Schemes with benefits linked to a member’s circumstances should consider:
- unmissable messages about informing the scheme, and
- regular checking exercises to flush out any information that members have failed to share of their own accord.
Finally, is there a case for carrying out a regular sampling of benefit calculations to flush out any recurring or systemic issues?
Where does this leave incorrect benefit statements? Are trustees now more at risk here too?
In a nutshell, no, but as we’re often asked about this issue it’s worth mentioning that the Pensions Ombudsman doesn’t appear to be taking a more member-friendly direction in these cases.
In the same month as the Ombudsman found that Mrs S hadn’t read the information provided to her but could still keep a large overpayment, he told Mrs D that she should really have known something was wrong with her benefit statement and couldn’t insist on receiving the higher benefits she’d been told to expect. This was despite Mrs D repeatedly asking the scheme administrators to check that the information they had given her was right and receiving written assurances.

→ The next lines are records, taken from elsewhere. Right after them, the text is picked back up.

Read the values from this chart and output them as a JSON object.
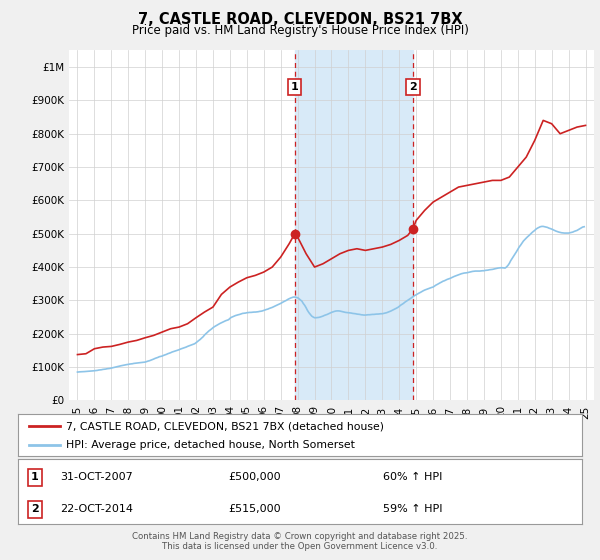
{
  "title": "7, CASTLE ROAD, CLEVEDON, BS21 7BX",
  "subtitle": "Price paid vs. HM Land Registry's House Price Index (HPI)",
  "hpi_color": "#8dc4e8",
  "price_color": "#cc2222",
  "background_color": "#f0f0f0",
  "plot_bg_color": "#ffffff",
  "highlight_bg_color": "#d8eaf8",
  "marker1_date": 2007.83,
  "marker2_date": 2014.81,
  "marker1_label": "31-OCT-2007",
  "marker2_label": "22-OCT-2014",
  "marker1_price": 500000,
  "marker2_price": 515000,
  "marker1_pct": "60% ↑ HPI",
  "marker2_pct": "59% ↑ HPI",
  "marker1_price_str": "£500,000",
  "marker2_price_str": "£515,000",
  "ylim": [
    0,
    1050000
  ],
  "xlim": [
    1994.5,
    2025.5
  ],
  "ylabel_ticks": [
    0,
    100000,
    200000,
    300000,
    400000,
    500000,
    600000,
    700000,
    800000,
    900000,
    1000000
  ],
  "ylabel_labels": [
    "£0",
    "£100K",
    "£200K",
    "£300K",
    "£400K",
    "£500K",
    "£600K",
    "£700K",
    "£800K",
    "£900K",
    "£1M"
  ],
  "xtick_labels": [
    "95",
    "96",
    "97",
    "98",
    "99",
    "00",
    "01",
    "02",
    "03",
    "04",
    "05",
    "06",
    "07",
    "08",
    "09",
    "10",
    "11",
    "12",
    "13",
    "14",
    "15",
    "16",
    "17",
    "18",
    "19",
    "20",
    "21",
    "22",
    "23",
    "24",
    "25"
  ],
  "xticks": [
    1995,
    1996,
    1997,
    1998,
    1999,
    2000,
    2001,
    2002,
    2003,
    2004,
    2005,
    2006,
    2007,
    2008,
    2009,
    2010,
    2011,
    2012,
    2013,
    2014,
    2015,
    2016,
    2017,
    2018,
    2019,
    2020,
    2021,
    2022,
    2023,
    2024,
    2025
  ],
  "legend_line1": "7, CASTLE ROAD, CLEVEDON, BS21 7BX (detached house)",
  "legend_line2": "HPI: Average price, detached house, North Somerset",
  "footer": "Contains HM Land Registry data © Crown copyright and database right 2025.\nThis data is licensed under the Open Government Licence v3.0.",
  "hpi_data": [
    [
      1995.0,
      85000
    ],
    [
      1995.08,
      85500
    ],
    [
      1995.17,
      85800
    ],
    [
      1995.25,
      86000
    ],
    [
      1995.33,
      86200
    ],
    [
      1995.42,
      86500
    ],
    [
      1995.5,
      87000
    ],
    [
      1995.58,
      87200
    ],
    [
      1995.67,
      87500
    ],
    [
      1995.75,
      88000
    ],
    [
      1995.83,
      88300
    ],
    [
      1995.92,
      88600
    ],
    [
      1996.0,
      89000
    ],
    [
      1996.08,
      89500
    ],
    [
      1996.17,
      90000
    ],
    [
      1996.25,
      91000
    ],
    [
      1996.33,
      91500
    ],
    [
      1996.42,
      92000
    ],
    [
      1996.5,
      93000
    ],
    [
      1996.58,
      93500
    ],
    [
      1996.67,
      94000
    ],
    [
      1996.75,
      95000
    ],
    [
      1996.83,
      95500
    ],
    [
      1996.92,
      96000
    ],
    [
      1997.0,
      97000
    ],
    [
      1997.08,
      98000
    ],
    [
      1997.17,
      99000
    ],
    [
      1997.25,
      100000
    ],
    [
      1997.33,
      101000
    ],
    [
      1997.42,
      102000
    ],
    [
      1997.5,
      103000
    ],
    [
      1997.58,
      104000
    ],
    [
      1997.67,
      105000
    ],
    [
      1997.75,
      106000
    ],
    [
      1997.83,
      107000
    ],
    [
      1997.92,
      107500
    ],
    [
      1998.0,
      108000
    ],
    [
      1998.08,
      109000
    ],
    [
      1998.17,
      109500
    ],
    [
      1998.25,
      110000
    ],
    [
      1998.33,
      111000
    ],
    [
      1998.42,
      111500
    ],
    [
      1998.5,
      112000
    ],
    [
      1998.58,
      112500
    ],
    [
      1998.67,
      113000
    ],
    [
      1998.75,
      113000
    ],
    [
      1998.83,
      113500
    ],
    [
      1998.92,
      114000
    ],
    [
      1999.0,
      115000
    ],
    [
      1999.08,
      116500
    ],
    [
      1999.17,
      118000
    ],
    [
      1999.25,
      119000
    ],
    [
      1999.33,
      120500
    ],
    [
      1999.42,
      122000
    ],
    [
      1999.5,
      124000
    ],
    [
      1999.58,
      126000
    ],
    [
      1999.67,
      127500
    ],
    [
      1999.75,
      129000
    ],
    [
      1999.83,
      131000
    ],
    [
      1999.92,
      132000
    ],
    [
      2000.0,
      133000
    ],
    [
      2000.08,
      135000
    ],
    [
      2000.17,
      136500
    ],
    [
      2000.25,
      138000
    ],
    [
      2000.33,
      140000
    ],
    [
      2000.42,
      141500
    ],
    [
      2000.5,
      143000
    ],
    [
      2000.58,
      145000
    ],
    [
      2000.67,
      146500
    ],
    [
      2000.75,
      148000
    ],
    [
      2000.83,
      149500
    ],
    [
      2000.92,
      151000
    ],
    [
      2001.0,
      152000
    ],
    [
      2001.08,
      154000
    ],
    [
      2001.17,
      155500
    ],
    [
      2001.25,
      157000
    ],
    [
      2001.33,
      158500
    ],
    [
      2001.42,
      160000
    ],
    [
      2001.5,
      162000
    ],
    [
      2001.58,
      163500
    ],
    [
      2001.67,
      165000
    ],
    [
      2001.75,
      167000
    ],
    [
      2001.83,
      168500
    ],
    [
      2001.92,
      170000
    ],
    [
      2002.0,
      173000
    ],
    [
      2002.08,
      176500
    ],
    [
      2002.17,
      180000
    ],
    [
      2002.25,
      183000
    ],
    [
      2002.33,
      187000
    ],
    [
      2002.42,
      191000
    ],
    [
      2002.5,
      196000
    ],
    [
      2002.58,
      200000
    ],
    [
      2002.67,
      204000
    ],
    [
      2002.75,
      208000
    ],
    [
      2002.83,
      211000
    ],
    [
      2002.92,
      214500
    ],
    [
      2003.0,
      218000
    ],
    [
      2003.08,
      221000
    ],
    [
      2003.17,
      223500
    ],
    [
      2003.25,
      226000
    ],
    [
      2003.33,
      228500
    ],
    [
      2003.42,
      231000
    ],
    [
      2003.5,
      233000
    ],
    [
      2003.58,
      235000
    ],
    [
      2003.67,
      237000
    ],
    [
      2003.75,
      239000
    ],
    [
      2003.83,
      240500
    ],
    [
      2003.92,
      242000
    ],
    [
      2004.0,
      246000
    ],
    [
      2004.08,
      249000
    ],
    [
      2004.17,
      251000
    ],
    [
      2004.25,
      253000
    ],
    [
      2004.33,
      254500
    ],
    [
      2004.42,
      256000
    ],
    [
      2004.5,
      257000
    ],
    [
      2004.58,
      258000
    ],
    [
      2004.67,
      259500
    ],
    [
      2004.75,
      261000
    ],
    [
      2004.83,
      261500
    ],
    [
      2004.92,
      262000
    ],
    [
      2005.0,
      263000
    ],
    [
      2005.08,
      263500
    ],
    [
      2005.17,
      264000
    ],
    [
      2005.25,
      264000
    ],
    [
      2005.33,
      264500
    ],
    [
      2005.42,
      265000
    ],
    [
      2005.5,
      265000
    ],
    [
      2005.58,
      265500
    ],
    [
      2005.67,
      266000
    ],
    [
      2005.75,
      267000
    ],
    [
      2005.83,
      267500
    ],
    [
      2005.92,
      268500
    ],
    [
      2006.0,
      270000
    ],
    [
      2006.08,
      271500
    ],
    [
      2006.17,
      273000
    ],
    [
      2006.25,
      274000
    ],
    [
      2006.33,
      276000
    ],
    [
      2006.42,
      277500
    ],
    [
      2006.5,
      279000
    ],
    [
      2006.58,
      281000
    ],
    [
      2006.67,
      283000
    ],
    [
      2006.75,
      285000
    ],
    [
      2006.83,
      287000
    ],
    [
      2006.92,
      289000
    ],
    [
      2007.0,
      291000
    ],
    [
      2007.08,
      293500
    ],
    [
      2007.17,
      296000
    ],
    [
      2007.25,
      298000
    ],
    [
      2007.33,
      300000
    ],
    [
      2007.42,
      303000
    ],
    [
      2007.5,
      305000
    ],
    [
      2007.58,
      307000
    ],
    [
      2007.67,
      308500
    ],
    [
      2007.75,
      310000
    ],
    [
      2007.83,
      310000
    ],
    [
      2007.92,
      309000
    ],
    [
      2008.0,
      308000
    ],
    [
      2008.08,
      305000
    ],
    [
      2008.17,
      301000
    ],
    [
      2008.25,
      298000
    ],
    [
      2008.33,
      291000
    ],
    [
      2008.42,
      285000
    ],
    [
      2008.5,
      278000
    ],
    [
      2008.58,
      270000
    ],
    [
      2008.67,
      263000
    ],
    [
      2008.75,
      258000
    ],
    [
      2008.83,
      253000
    ],
    [
      2008.92,
      250000
    ],
    [
      2009.0,
      248000
    ],
    [
      2009.08,
      248000
    ],
    [
      2009.17,
      248500
    ],
    [
      2009.25,
      249000
    ],
    [
      2009.33,
      250000
    ],
    [
      2009.42,
      251500
    ],
    [
      2009.5,
      253000
    ],
    [
      2009.58,
      255000
    ],
    [
      2009.67,
      256500
    ],
    [
      2009.75,
      258000
    ],
    [
      2009.83,
      260000
    ],
    [
      2009.92,
      262000
    ],
    [
      2010.0,
      264000
    ],
    [
      2010.08,
      265500
    ],
    [
      2010.17,
      267000
    ],
    [
      2010.25,
      268000
    ],
    [
      2010.33,
      268500
    ],
    [
      2010.42,
      268500
    ],
    [
      2010.5,
      268000
    ],
    [
      2010.58,
      267000
    ],
    [
      2010.67,
      266000
    ],
    [
      2010.75,
      265000
    ],
    [
      2010.83,
      264000
    ],
    [
      2010.92,
      263500
    ],
    [
      2011.0,
      263000
    ],
    [
      2011.08,
      262500
    ],
    [
      2011.17,
      262000
    ],
    [
      2011.25,
      261000
    ],
    [
      2011.33,
      260500
    ],
    [
      2011.42,
      260000
    ],
    [
      2011.5,
      259000
    ],
    [
      2011.58,
      258500
    ],
    [
      2011.67,
      258000
    ],
    [
      2011.75,
      257000
    ],
    [
      2011.83,
      256500
    ],
    [
      2011.92,
      256000
    ],
    [
      2012.0,
      256000
    ],
    [
      2012.08,
      256500
    ],
    [
      2012.17,
      257000
    ],
    [
      2012.25,
      257000
    ],
    [
      2012.33,
      257500
    ],
    [
      2012.42,
      258000
    ],
    [
      2012.5,
      258000
    ],
    [
      2012.58,
      258500
    ],
    [
      2012.67,
      259000
    ],
    [
      2012.75,
      259000
    ],
    [
      2012.83,
      259500
    ],
    [
      2012.92,
      260000
    ],
    [
      2013.0,
      260000
    ],
    [
      2013.08,
      261000
    ],
    [
      2013.17,
      262000
    ],
    [
      2013.25,
      263000
    ],
    [
      2013.33,
      264500
    ],
    [
      2013.42,
      266500
    ],
    [
      2013.5,
      268000
    ],
    [
      2013.58,
      270000
    ],
    [
      2013.67,
      272000
    ],
    [
      2013.75,
      274000
    ],
    [
      2013.83,
      276500
    ],
    [
      2013.92,
      279000
    ],
    [
      2014.0,
      282000
    ],
    [
      2014.08,
      285500
    ],
    [
      2014.17,
      288500
    ],
    [
      2014.25,
      291000
    ],
    [
      2014.33,
      294500
    ],
    [
      2014.42,
      297500
    ],
    [
      2014.5,
      300000
    ],
    [
      2014.58,
      303000
    ],
    [
      2014.67,
      306000
    ],
    [
      2014.75,
      309000
    ],
    [
      2014.83,
      312000
    ],
    [
      2014.92,
      314500
    ],
    [
      2015.0,
      317000
    ],
    [
      2015.08,
      319500
    ],
    [
      2015.17,
      322000
    ],
    [
      2015.25,
      324000
    ],
    [
      2015.33,
      326500
    ],
    [
      2015.42,
      329000
    ],
    [
      2015.5,
      331000
    ],
    [
      2015.58,
      332500
    ],
    [
      2015.67,
      334500
    ],
    [
      2015.75,
      336000
    ],
    [
      2015.83,
      337500
    ],
    [
      2015.92,
      339000
    ],
    [
      2016.0,
      340000
    ],
    [
      2016.08,
      343000
    ],
    [
      2016.17,
      346000
    ],
    [
      2016.25,
      348000
    ],
    [
      2016.33,
      350500
    ],
    [
      2016.42,
      353000
    ],
    [
      2016.5,
      355000
    ],
    [
      2016.58,
      357500
    ],
    [
      2016.67,
      359000
    ],
    [
      2016.75,
      361000
    ],
    [
      2016.83,
      363000
    ],
    [
      2016.92,
      364500
    ],
    [
      2017.0,
      366000
    ],
    [
      2017.08,
      368000
    ],
    [
      2017.17,
      370000
    ],
    [
      2017.25,
      372000
    ],
    [
      2017.33,
      373500
    ],
    [
      2017.42,
      375500
    ],
    [
      2017.5,
      377000
    ],
    [
      2017.58,
      378500
    ],
    [
      2017.67,
      380000
    ],
    [
      2017.75,
      381000
    ],
    [
      2017.83,
      382000
    ],
    [
      2017.92,
      382500
    ],
    [
      2018.0,
      383000
    ],
    [
      2018.08,
      384000
    ],
    [
      2018.17,
      385000
    ],
    [
      2018.25,
      386000
    ],
    [
      2018.33,
      387000
    ],
    [
      2018.42,
      387500
    ],
    [
      2018.5,
      388000
    ],
    [
      2018.58,
      388000
    ],
    [
      2018.67,
      388000
    ],
    [
      2018.75,
      388000
    ],
    [
      2018.83,
      388500
    ],
    [
      2018.92,
      389000
    ],
    [
      2019.0,
      389000
    ],
    [
      2019.08,
      390000
    ],
    [
      2019.17,
      390500
    ],
    [
      2019.25,
      391000
    ],
    [
      2019.33,
      392000
    ],
    [
      2019.42,
      392500
    ],
    [
      2019.5,
      393000
    ],
    [
      2019.58,
      394000
    ],
    [
      2019.67,
      395000
    ],
    [
      2019.75,
      396000
    ],
    [
      2019.83,
      397000
    ],
    [
      2019.92,
      397500
    ],
    [
      2020.0,
      398000
    ],
    [
      2020.08,
      398000
    ],
    [
      2020.17,
      397500
    ],
    [
      2020.25,
      397000
    ],
    [
      2020.33,
      400000
    ],
    [
      2020.42,
      405000
    ],
    [
      2020.5,
      411000
    ],
    [
      2020.58,
      419000
    ],
    [
      2020.67,
      426000
    ],
    [
      2020.75,
      432000
    ],
    [
      2020.83,
      439000
    ],
    [
      2020.92,
      446000
    ],
    [
      2021.0,
      453000
    ],
    [
      2021.08,
      460000
    ],
    [
      2021.17,
      466000
    ],
    [
      2021.25,
      472000
    ],
    [
      2021.33,
      478000
    ],
    [
      2021.42,
      483000
    ],
    [
      2021.5,
      487000
    ],
    [
      2021.58,
      491000
    ],
    [
      2021.67,
      495000
    ],
    [
      2021.75,
      499000
    ],
    [
      2021.83,
      503000
    ],
    [
      2021.92,
      507000
    ],
    [
      2022.0,
      510000
    ],
    [
      2022.08,
      514000
    ],
    [
      2022.17,
      517000
    ],
    [
      2022.25,
      519000
    ],
    [
      2022.33,
      521000
    ],
    [
      2022.42,
      522000
    ],
    [
      2022.5,
      522000
    ],
    [
      2022.58,
      521000
    ],
    [
      2022.67,
      520000
    ],
    [
      2022.75,
      519000
    ],
    [
      2022.83,
      517000
    ],
    [
      2022.92,
      515500
    ],
    [
      2023.0,
      514000
    ],
    [
      2023.08,
      512000
    ],
    [
      2023.17,
      510000
    ],
    [
      2023.25,
      508000
    ],
    [
      2023.33,
      506500
    ],
    [
      2023.42,
      505000
    ],
    [
      2023.5,
      504000
    ],
    [
      2023.58,
      503000
    ],
    [
      2023.67,
      502500
    ],
    [
      2023.75,
      502000
    ],
    [
      2023.83,
      502000
    ],
    [
      2023.92,
      502000
    ],
    [
      2024.0,
      502000
    ],
    [
      2024.08,
      503000
    ],
    [
      2024.17,
      504000
    ],
    [
      2024.25,
      505000
    ],
    [
      2024.33,
      507000
    ],
    [
      2024.42,
      508500
    ],
    [
      2024.5,
      510000
    ],
    [
      2024.58,
      512500
    ],
    [
      2024.67,
      515500
    ],
    [
      2024.75,
      518000
    ],
    [
      2024.83,
      520000
    ],
    [
      2024.92,
      521000
    ]
  ],
  "price_data": [
    [
      1995.0,
      137500
    ],
    [
      1995.5,
      140000
    ],
    [
      1996.0,
      155000
    ],
    [
      1996.5,
      160000
    ],
    [
      1997.0,
      162000
    ],
    [
      1997.5,
      168000
    ],
    [
      1998.0,
      175000
    ],
    [
      1998.5,
      180000
    ],
    [
      1999.0,
      188000
    ],
    [
      1999.5,
      195000
    ],
    [
      2000.0,
      205000
    ],
    [
      2000.5,
      215000
    ],
    [
      2001.0,
      220000
    ],
    [
      2001.5,
      230000
    ],
    [
      2002.0,
      248000
    ],
    [
      2002.5,
      265000
    ],
    [
      2003.0,
      280000
    ],
    [
      2003.5,
      318000
    ],
    [
      2004.0,
      340000
    ],
    [
      2004.5,
      355000
    ],
    [
      2005.0,
      368000
    ],
    [
      2005.5,
      375000
    ],
    [
      2006.0,
      385000
    ],
    [
      2006.5,
      400000
    ],
    [
      2007.0,
      430000
    ],
    [
      2007.5,
      470000
    ],
    [
      2007.83,
      500000
    ],
    [
      2008.0,
      490000
    ],
    [
      2008.5,
      440000
    ],
    [
      2009.0,
      400000
    ],
    [
      2009.5,
      410000
    ],
    [
      2010.0,
      425000
    ],
    [
      2010.5,
      440000
    ],
    [
      2011.0,
      450000
    ],
    [
      2011.5,
      455000
    ],
    [
      2012.0,
      450000
    ],
    [
      2012.5,
      455000
    ],
    [
      2013.0,
      460000
    ],
    [
      2013.5,
      468000
    ],
    [
      2014.0,
      480000
    ],
    [
      2014.5,
      495000
    ],
    [
      2014.81,
      515000
    ],
    [
      2015.0,
      540000
    ],
    [
      2015.5,
      570000
    ],
    [
      2016.0,
      595000
    ],
    [
      2016.5,
      610000
    ],
    [
      2017.0,
      625000
    ],
    [
      2017.5,
      640000
    ],
    [
      2018.0,
      645000
    ],
    [
      2018.5,
      650000
    ],
    [
      2019.0,
      655000
    ],
    [
      2019.5,
      660000
    ],
    [
      2020.0,
      660000
    ],
    [
      2020.5,
      670000
    ],
    [
      2021.0,
      700000
    ],
    [
      2021.5,
      730000
    ],
    [
      2022.0,
      780000
    ],
    [
      2022.5,
      840000
    ],
    [
      2023.0,
      830000
    ],
    [
      2023.5,
      800000
    ],
    [
      2024.0,
      810000
    ],
    [
      2024.5,
      820000
    ],
    [
      2025.0,
      825000
    ]
  ]
}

The bar for a successful member claim based on an incorrect benefit statement is apparently still high. One reason is that these statements typically contain warnings that the member should not rely on the figures given, which are just estimates. In those circumstances it is difficult for the member to show it was reasonable to rely on the information.
The case of Mrs D shows how important it is for schemes to make sure the warnings in their statements are sufficiently robust, so if these haven’t been looked at in a while consider a fresh review.
Unfortunately for schemes, such disclaimers aren’t appropriate in overpayments cases.